Each section has an ODEP rating listed. This is a rating issued by a group of medical professionals. The number refers to the minimum number of years that the implant has been around (3 being a low number of years and 10 being the highest) and the letter refers to the quality of published data that supports the implant (a. being the best c. being the worst). So far, this regulatory body has rated only hips.
Fixation of the cup in hip resurfacing is with a press-fit fixation initially. The surface of the cup on the outside is such that bone will grow into it to anchor it in place. The fixation on the femoral side is with cement. The resurfacing does not rely on a stem to go into the femoral canal around which the cement can get a grip. The femoral resurfacing chamfers the femoral ball and is then cemented over the top of this chamfered bone. This means on the femoral side that only a minimal amount of bone is removed. It does however mean that the bone within the femoral neck is relied upon to give support. Particularly in women, the quality of this bone becomes poor as the patient gets older with an increased risk of osteoporosis. For this reason, a resurfacing tends to be done more frequently in men and of a younger age group.
The bearing surface
The bearing surface is a metal on metal bearing surface. Because of the design of the component the metal head accurately reflects the true size of the femoral head and this gives a very natural feeling hip. The bearing surface is described as metal on metal but in fact will have a film of fluid between the two metal surfaces.
The large metal head gives the resurfacing excellent stability.
The long-term results of hip resurfacing are not yet known. Over the years, hip resurfacing has failed, primarily because of manufacturing problems.

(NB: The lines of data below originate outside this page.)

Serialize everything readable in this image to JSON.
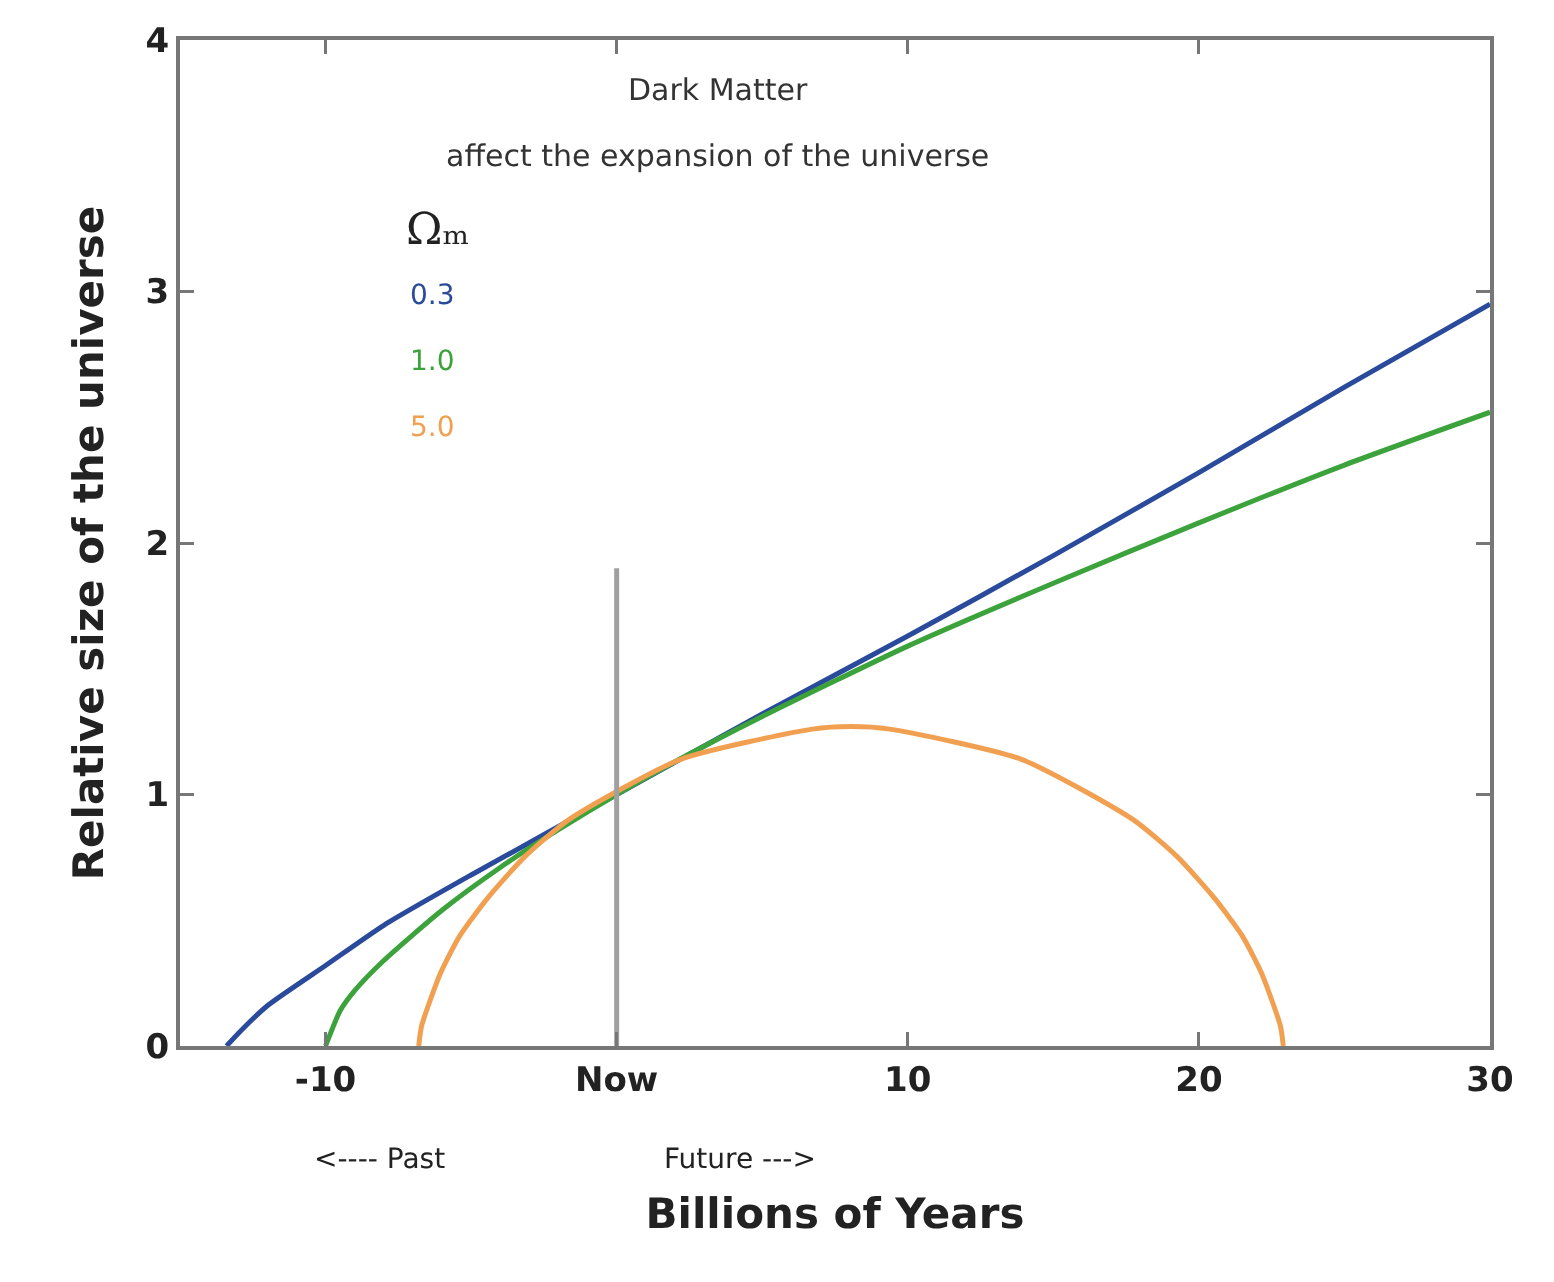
{
  "chart_data": {
    "type": "line",
    "xlabel": "Billions of Years",
    "ylabel": "Relative size of the universe",
    "legend_title": "Ωₘ",
    "legend": "top left",
    "grid": false,
    "marker": "none",
    "line_style": "solid",
    "xlim": [
      -15,
      30
    ],
    "xticks": [
      -10,
      {
        "value": 0,
        "label": "Now"
      },
      10,
      20,
      30
    ],
    "ylim": [
      0,
      4
    ],
    "yticks": [
      0,
      1,
      2,
      3,
      4
    ],
    "annotations": [
      "Dark Matter",
      "affect the expansion of the universe",
      "<---- Past",
      "Future --->"
    ],
    "series": [
      {
        "name": "0.3",
        "color": "#2a4a9c",
        "x": [
          -13.4,
          -13,
          -12,
          -10,
          -8,
          -5,
          0,
          5,
          10,
          15,
          20,
          25,
          30
        ],
        "values": [
          0,
          0.05,
          0.16,
          0.32,
          0.48,
          0.68,
          1,
          1.32,
          1.63,
          1.95,
          2.28,
          2.62,
          2.95
        ]
      },
      {
        "name": "1.0",
        "color": "#3ca33c",
        "x": [
          -10,
          -9.5,
          -9,
          -8,
          -6,
          -4,
          -2,
          0,
          2,
          5,
          10,
          15,
          20,
          25,
          30
        ],
        "values": [
          0,
          0.14,
          0.22,
          0.34,
          0.54,
          0.71,
          0.86,
          1,
          1.13,
          1.31,
          1.59,
          1.84,
          2.08,
          2.31,
          2.52
        ]
      },
      {
        "name": "5.0",
        "color": "#f0a050",
        "x": [
          -6.8,
          -6.7,
          -6.05,
          -5.38,
          -4.42,
          -3.18,
          -1.64,
          2.2,
          6.72,
          8.05,
          9.38,
          13.9,
          17.74,
          19.28,
          20.52,
          21.48,
          22.15,
          22.8,
          22.9
        ],
        "values": [
          0,
          0.08,
          0.29,
          0.44,
          0.59,
          0.75,
          0.9,
          1.14,
          1.26,
          1.27,
          1.26,
          1.14,
          0.9,
          0.75,
          0.59,
          0.44,
          0.29,
          0.08,
          0
        ]
      },
      {
        "color": "#a0a0a0",
        "x": [
          0,
          0
        ],
        "values": [
          0,
          1.9
        ]
      }
    ]
  }
}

The newer manufacturing techniques have allowed a much better resurfacing to be made and with this, it is expected that the results will be better. Over the next few years, 10-year results will become available on the modern resurfacings.
Extra large heads
The benefit of the resurfacing described above appears to be the bearing surface with a femoral head, which is of normal anatomical size. This appears to give a natural feeling hip. The big disadvantage is that it can only be used on patients with good quality bone. The other disadvantage is that access to the hip is difficult because the head is retained. This means it is difficult to do the operation through a small incision. An increasingly popular joint replacement is now to combine the resurfacing head with a femoral stem.
The head is placed onto the stem with a Morse taper to allow the benefits of the resurfacing technology to be put onto a more conventional stem.
The stem is implanted into your femur (thighbone). These rely on a tight fit initially to give "press-fit" stability but in the longer term rely on bone growing into or onto the prosthesis to hold it in place. Both cemented and cementless systems can be very successful and your surgeon will choose whichever system he is most comfortable with using.
The cup is implanted into your acetabulum (socket). These also rely on a tight fit initially. Cementless cups are made up of two parts. The shell is made of metal and an insert that site inside of the shell. Inserts can be made from plastic, ceramic or metal. Your surgeon will decide which is best for you depending your activity and lifestyle.
In the 1960's Sir John Charnley who worked at Wrightington Hospital, Wigan, produced a total hip replacement. Prior to this attempts had been made to replace the hip using ceramic or glass femoral heads but it was Sir John Charnley, both an engineer and surgeon, who designed and used hip replacements that have, with the passage of generations, become the most popular today. Cemented hip replacements have a cup that fits into a pelvic socket or acetabulum and will also have a femoral stem that fits into the femoral shaft and on the top of this stem will be a ball that articulates with the acetabular component.
Initially in England, the emphasis was on using cement as this was the way the Charnley hip was made. Another popular hip is the Exeter hip. This is again uses cemented; the cement is used to fill the gap between the implant and the bone. The cement does not work as an adhesive but as filler.
A revision hip is used when previous hip surgery has failed or worn out. Revision hip stems can be either cemented or cementless and are always made of metal. Usually revision hip stems are bigger than primary hip stems to accommodate any bone loss. Usually the surgeon will need to be stem fixation in other areas of the thigh bone (femur) than obtained during the first procedure, therefore there are many different revision hips stems to accommodate these needs, for example, often bone further down the femur (towards the knee) provides better fixation points, therefore longer hip stems are often used.
A revision cup is usually uncemented, however, cemented cups are often used in revision, with bone defect being filled with artificial bone.